In terms of any traditionally understood calculus of national security, the United States is the most invulnerable country in the world.  America is armed to the teeth, sheltered on two sides by oceans, and supremely capable of projecting her power to the distant shores.  Unlike Russia, China, and India, she has no territorial disputes with her neighbors, and her integrity is not threatened by separatist forces based on ethnicity or religion.

Today’s America has the potential to be a satiated power, like Rome under the Five Good Emperors, Britain for many decades after Napoleon, or the German Kaiserreich until the 1890’s.  That status did not imply those powers’ withdrawal from world affairs.  Trajan, Castlereagh, and Bismarck were not isolationists; they were prudent fine-tuners of their external environment, always cognizant of proportionate costs in pursuit of limited objectives.

The problem is that the American “deep state” (fluently depicted by Mike Lofgren in his recent book of that name), and especially the shadow government’s key components in the national-security apparat and the military-industrial complex, reject all conventional criteria in their definition of interests and threats.  They insist on the maintenance of American global primacy, based on the notions of self-aggrandizing exceptionalism.  The result is an ideological, deterritorialized understanding of this country’s interests, and a high-risk foreign policy that has yielded disastrous results in Iraq and Libya.

It is therefore paradoxical but unsurprising that most foreign challenges facing America in 2017 are, or can be, of America’s own making.

The most dangerous potential flashpoint is Syria.  If the United States imposes a no-fly zone in any part of that country, or proclaims “safe zones” on the ground, either would be an act of war and a flagrant violation of international law without a U.N. Security Council resolution or the approval of the government in Damascus.  The outcome would neither save lives nor hasten the end of the conflict.  The 1991 precedent, to protect the Kurds in Iraq, does not apply: Saddam was isolated, recently defeated in Kuwait, and the operation was literally risk-free.

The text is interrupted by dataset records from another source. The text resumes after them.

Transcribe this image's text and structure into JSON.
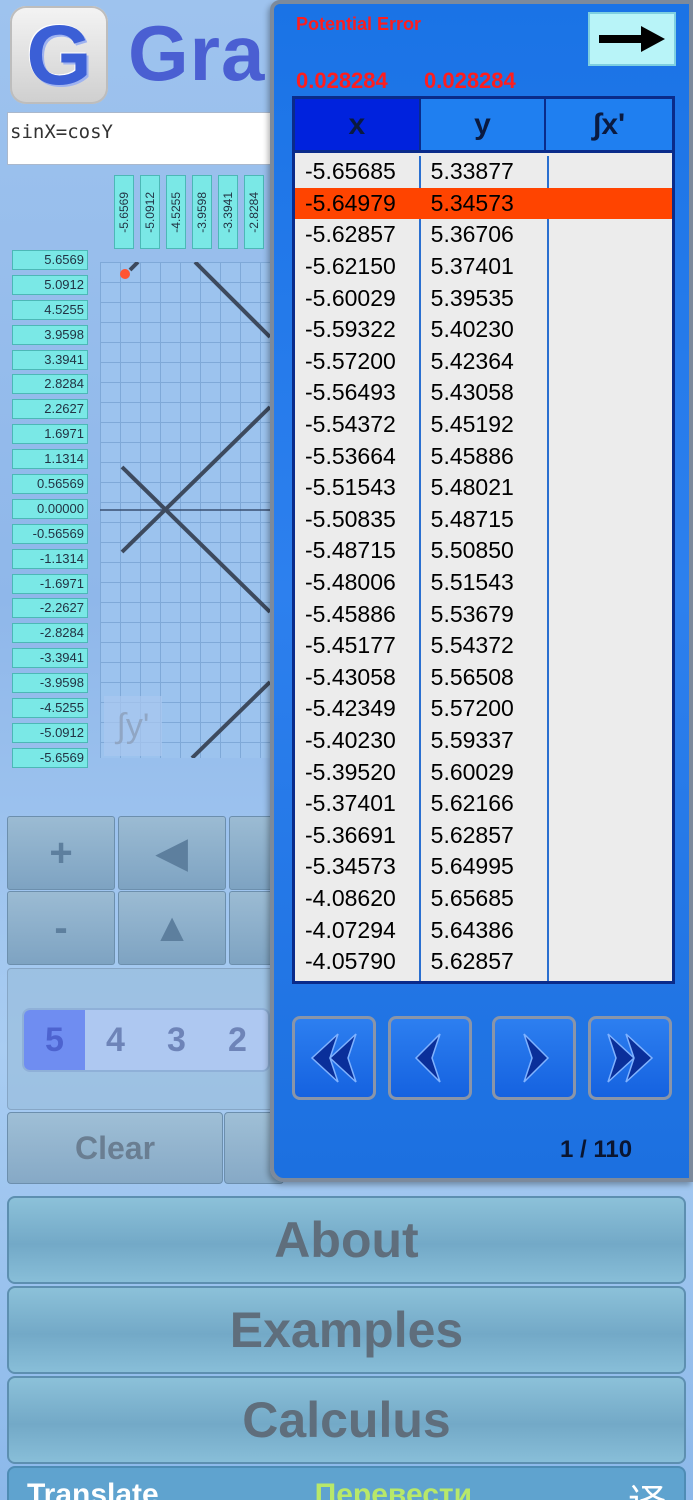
{
  "app": {
    "logo_letter": "G",
    "title": "Gra",
    "equation": "sinX=cosY"
  },
  "graph": {
    "x_ticks": [
      "-5.6569",
      "-5.0912",
      "-4.5255",
      "-3.9598",
      "-3.3941",
      "-2.8284"
    ],
    "y_ticks": [
      "5.6569",
      "5.0912",
      "4.5255",
      "3.9598",
      "3.3941",
      "2.8284",
      "2.2627",
      "1.6971",
      "1.1314",
      "0.56569",
      "0.00000",
      "-0.56569",
      "-1.1314",
      "-1.6971",
      "-2.2627",
      "-2.8284",
      "-3.3941",
      "-3.9598",
      "-4.5255",
      "-5.0912",
      "-5.6569"
    ],
    "y_prime_label": "∫y'"
  },
  "pad": {
    "plus": "+",
    "minus": "-",
    "left_arrow": "◀",
    "up_arrow": "▲",
    "digits": [
      "5",
      "4",
      "3",
      "2"
    ],
    "clear_label": "Clear"
  },
  "menu": {
    "about": "About",
    "examples": "Examples",
    "calculus": "Calculus"
  },
  "translate": {
    "en": "Translate",
    "ru": "Перевести",
    "zh": "译"
  },
  "panel": {
    "potential_error_label": "Potential Error",
    "error_values": [
      "0.028284",
      "0.028284"
    ],
    "columns": [
      "x",
      "y",
      "∫x'"
    ],
    "selected_row": 1,
    "rows": [
      [
        "-5.65685",
        "5.33877",
        ""
      ],
      [
        "-5.64979",
        "5.34573",
        ""
      ],
      [
        "-5.62857",
        "5.36706",
        ""
      ],
      [
        "-5.62150",
        "5.37401",
        ""
      ],
      [
        "-5.60029",
        "5.39535",
        ""
      ],
      [
        "-5.59322",
        "5.40230",
        ""
      ],
      [
        "-5.57200",
        "5.42364",
        ""
      ],
      [
        "-5.56493",
        "5.43058",
        ""
      ],
      [
        "-5.54372",
        "5.45192",
        ""
      ],
      [
        "-5.53664",
        "5.45886",
        ""
      ],
      [
        "-5.51543",
        "5.48021",
        ""
      ],
      [
        "-5.50835",
        "5.48715",
        ""
      ],
      [
        "-5.48715",
        "5.50850",
        ""
      ],
      [
        "-5.48006",
        "5.51543",
        ""
      ],
      [
        "-5.45886",
        "5.53679",
        ""
      ],
      [
        "-5.45177",
        "5.54372",
        ""
      ],
      [
        "-5.43058",
        "5.56508",
        ""
      ],
      [
        "-5.42349",
        "5.57200",
        ""
      ],
      [
        "-5.40230",
        "5.59337",
        ""
      ],
      [
        "-5.39520",
        "5.60029",
        ""
      ],
      [
        "-5.37401",
        "5.62166",
        ""
      ],
      [
        "-5.36691",
        "5.62857",
        ""
      ],
      [
        "-5.34573",
        "5.64995",
        ""
      ],
      [
        "-4.08620",
        "5.65685",
        ""
      ],
      [
        "-4.07294",
        "5.64386",
        ""
      ],
      [
        "-4.05790",
        "5.62857",
        ""
      ]
    ],
    "page_indicator": "1 / 110"
  },
  "colors": {
    "panel_blue": "#1a73e6",
    "header_dark": "#0022dd",
    "selected_row": "#ff4400",
    "error_red": "#ff1d1d",
    "tick_cyan": "#7ae8e6"
  }
}
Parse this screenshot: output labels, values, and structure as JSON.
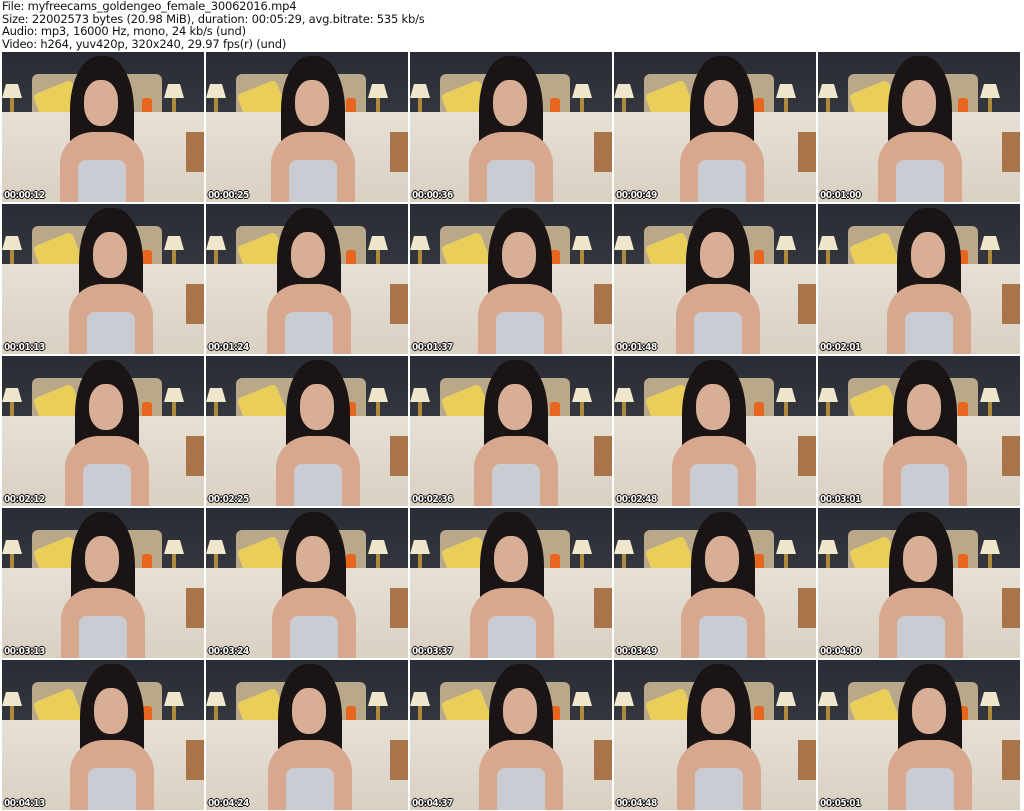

To assume that Russia would meekly accept Washington’s diktat just as her Syrian protégés are on the verge of dealing a decisive blow to the forces of jihad in Aleppo and elsewhere, is unimaginable.  Any such attempt would play right into the hands of Islamic extremists, who loathe Russia and America equally.  To assume that Vladimir Putin would blink would be an act of reckless folly on par with Khrushchev’s decision to install nuclear missiles in Cuba in 1962.  The potential for uncontrollable escalation would be even greater than 54 years ago: The adversaries’ assumption of the other side’s rationality, which enabled Robert Kennedy to maintain dialogue with Amb. Anatoly Dobrynin even during the most critical moments, no longer applies.  The risk would not be justified by any sane understanding of the American interest.

The second possible but avoidable crisis point is the South China Sea.  China’s ongoing attempt to assert her military presence there—and thus to reinforce her territorial claims in Asia’s Mediterranean—was always predictable.  It reflects her rise as an economic behemoth equal to the United States, and as a regional power capable of attracting minor players (such as the Philippines) into her orbit.  Obama’s much-heralded “pivot to Asia” was meant to contain China within the inner-island perimeter, and it has failed.  Reinforcing failure would be risky and unprofitable.  No country in the region is clamoring for U.S. “leadership” in reversing Beijing’s gains.  If China is left alone, adjustments to the regional balance will be relatively minor, incremental, and in the long run stabilizing.

Ukraine is the third potential crisis area where Washington’s optimal policy would be disengagement.  The Donbas has become a frozen conflict; no solution is on the horizon.  It should stay that way.  The “Turkish Republic of Northern Cyprus” was created by Turkey’s blatant act of armed aggression in 1974.  It remains unrecognized by the world, but peaceful more than four decades after the event.  The government in Nicosia still claims nominal authority over the whole island, but has long given up any hope of imposing its writ by force.  The best favor America can do to Ukraine is to encourage the government in Kiev to follow suit, and to direct its modest resources toward rebuilding the country’s ruined economy and fragmented society.

The world is a dangerous place, but in the coming year America will be safe and sound if her leaders remember the warnings and recommendations of George Washington and John Quincy Adams.  They are as valid today as they were two centuries ago.